Is ‘Community’ Stuck?

I am, and I suspect many of you are, excited for Community’s return to NBC’s airwaves tonight and for the possibility of a fourth season of the much-adored, little-watched experimental sitcom. But a dissenting voice comes from Larry Fitzmaurice in GQ:

In real life, the desire to have friends doesn’t excuse decaying, bigoted excuses for human beings. Yes, this is television. It’s unreasonable to expect a portrayal of real life from a show that considers zombie outbreaks and runaway monkeys a part of its balanced breakfast. Still, for a show as episodically self-contained as Community, watching these characters step on the same rake over and again has devolved into pure frustration. In “Comparative Ecology” the beloved study group were branded the “Mean Clique.” But, more accurately, it exposed their toxic, mob-mentality inertia. A frequent third-act gambit involves Jeff, the group’s alpha male, giving a clear-hearts-full-assholes speech about how all conflict must be resolved with the group dynamic fully restored and faults forgiven because it’s essentially better that way. That’s it.

This is a fairly succinct recapitulation of the reason most of Community‘s critics can’t find a way to emotionally attach to the show, and it’s one I can kind of understand. But I think there’s something interesting about the fact that we’ve had a decade of television in which we told ourselves we were morally sophisticated for sympathizing with monsters on dramas, and yet anyone would object to the idea that a comedy isn’t working because its characters are merely stuck or unlikable.

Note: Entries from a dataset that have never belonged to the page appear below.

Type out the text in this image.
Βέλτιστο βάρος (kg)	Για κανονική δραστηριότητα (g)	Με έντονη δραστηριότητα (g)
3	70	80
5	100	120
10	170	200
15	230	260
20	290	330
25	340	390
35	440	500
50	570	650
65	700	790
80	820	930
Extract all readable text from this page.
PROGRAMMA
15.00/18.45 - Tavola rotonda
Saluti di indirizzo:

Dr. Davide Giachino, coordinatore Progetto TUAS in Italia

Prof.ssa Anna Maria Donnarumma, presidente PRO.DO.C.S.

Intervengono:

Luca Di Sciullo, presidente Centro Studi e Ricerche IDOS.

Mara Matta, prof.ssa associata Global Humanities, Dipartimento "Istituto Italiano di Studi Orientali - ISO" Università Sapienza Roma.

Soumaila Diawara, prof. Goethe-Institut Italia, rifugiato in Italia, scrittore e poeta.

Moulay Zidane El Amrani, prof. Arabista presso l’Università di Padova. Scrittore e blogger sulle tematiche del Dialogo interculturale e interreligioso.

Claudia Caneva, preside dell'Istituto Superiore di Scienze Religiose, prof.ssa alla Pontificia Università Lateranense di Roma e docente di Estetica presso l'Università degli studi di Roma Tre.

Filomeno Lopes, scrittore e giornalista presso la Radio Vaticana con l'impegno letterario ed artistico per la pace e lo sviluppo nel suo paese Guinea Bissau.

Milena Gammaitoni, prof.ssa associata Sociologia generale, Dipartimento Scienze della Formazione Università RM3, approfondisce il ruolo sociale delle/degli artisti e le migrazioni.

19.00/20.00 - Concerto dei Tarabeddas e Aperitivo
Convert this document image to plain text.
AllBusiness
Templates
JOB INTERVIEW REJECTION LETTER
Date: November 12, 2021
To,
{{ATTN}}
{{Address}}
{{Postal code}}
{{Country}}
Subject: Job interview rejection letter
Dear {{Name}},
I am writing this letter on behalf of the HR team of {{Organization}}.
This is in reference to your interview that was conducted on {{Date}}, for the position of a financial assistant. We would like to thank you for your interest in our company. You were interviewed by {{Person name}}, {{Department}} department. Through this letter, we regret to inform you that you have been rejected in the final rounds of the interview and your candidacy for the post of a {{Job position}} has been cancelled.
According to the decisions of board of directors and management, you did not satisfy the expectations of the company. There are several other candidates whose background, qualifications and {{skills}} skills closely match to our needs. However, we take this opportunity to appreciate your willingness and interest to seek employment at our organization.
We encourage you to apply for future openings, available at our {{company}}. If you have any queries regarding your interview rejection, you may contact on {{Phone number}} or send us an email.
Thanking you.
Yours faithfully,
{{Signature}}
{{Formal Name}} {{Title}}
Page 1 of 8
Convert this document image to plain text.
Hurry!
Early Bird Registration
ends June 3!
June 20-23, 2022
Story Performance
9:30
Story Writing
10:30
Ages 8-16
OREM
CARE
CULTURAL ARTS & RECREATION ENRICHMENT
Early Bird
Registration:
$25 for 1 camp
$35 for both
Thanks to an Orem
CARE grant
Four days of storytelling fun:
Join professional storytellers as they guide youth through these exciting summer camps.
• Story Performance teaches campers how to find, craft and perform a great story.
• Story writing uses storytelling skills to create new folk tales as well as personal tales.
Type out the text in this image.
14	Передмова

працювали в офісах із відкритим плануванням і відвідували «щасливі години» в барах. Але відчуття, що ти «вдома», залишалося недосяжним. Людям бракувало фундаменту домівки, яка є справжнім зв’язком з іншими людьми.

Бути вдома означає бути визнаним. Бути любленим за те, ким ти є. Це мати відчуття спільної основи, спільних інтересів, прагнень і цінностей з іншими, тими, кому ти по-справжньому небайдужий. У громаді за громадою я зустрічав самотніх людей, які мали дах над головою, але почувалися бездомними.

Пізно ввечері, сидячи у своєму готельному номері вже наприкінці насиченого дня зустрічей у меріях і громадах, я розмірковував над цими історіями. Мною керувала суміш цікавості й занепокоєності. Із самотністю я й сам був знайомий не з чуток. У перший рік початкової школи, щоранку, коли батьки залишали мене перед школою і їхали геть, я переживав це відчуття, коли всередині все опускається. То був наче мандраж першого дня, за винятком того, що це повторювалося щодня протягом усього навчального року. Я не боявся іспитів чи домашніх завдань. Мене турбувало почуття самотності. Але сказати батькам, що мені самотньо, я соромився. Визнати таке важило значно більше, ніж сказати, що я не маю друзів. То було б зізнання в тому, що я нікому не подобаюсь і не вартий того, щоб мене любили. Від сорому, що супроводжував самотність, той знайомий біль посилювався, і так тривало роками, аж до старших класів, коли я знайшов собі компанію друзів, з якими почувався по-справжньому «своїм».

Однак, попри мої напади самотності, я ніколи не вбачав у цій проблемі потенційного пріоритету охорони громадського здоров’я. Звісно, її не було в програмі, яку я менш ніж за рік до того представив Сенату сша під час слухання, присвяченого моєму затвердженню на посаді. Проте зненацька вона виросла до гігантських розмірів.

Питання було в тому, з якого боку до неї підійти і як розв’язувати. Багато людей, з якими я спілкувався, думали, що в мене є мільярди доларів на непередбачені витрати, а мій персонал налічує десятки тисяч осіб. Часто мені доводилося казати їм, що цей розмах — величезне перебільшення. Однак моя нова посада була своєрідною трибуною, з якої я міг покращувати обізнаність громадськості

That’s part of what I like about Community, actually, the prospect that this is essentially as good as it gets. Abed is probably not going to grow up to make nationally-distributed movies. Troy seems likely to go into a trade. Shirley’s never going to open her brownie business—she’s returned to her husband rather than getting some sort of revenge on him. Jeff may return to his swinging lawyer ways, but it’s not really clear that he was genuinely happy in that life, either. Pierce is a fixed curmudgeon. Annie and Britta’s destinations have yet to be determined, which does mean the show’s invested its potential for fully surprising trajectories in two women, one who returned college sadder and somewhat wiser from her jaunt into the world, another of whom never even got out into it before heading to rehab. Not everyone gets their dream job, and an apartment with a lot of brushed steel and big windows, and the perfect relationship. Everyone plateaus at some point.

And if that’s not the narrative of most sitcoms, that doesn’t make it untrue, or uninteresting. Norm is not less funny or less warm on Cheers for essentially being the same person over the course of the show’s run. Ron Swanson plateaued at a place that’s very, very funny and complex but that doesn’t exactly open up enormous potential for emotional growth. That doesn’t mean I’m bored with them and their flaws and virtues—just that the writers have to be very smart about a very narrow window they’ve been given. Community‘s wild inventiveness is a testament to how that show’s writers have found their lanes and are working miracles within them.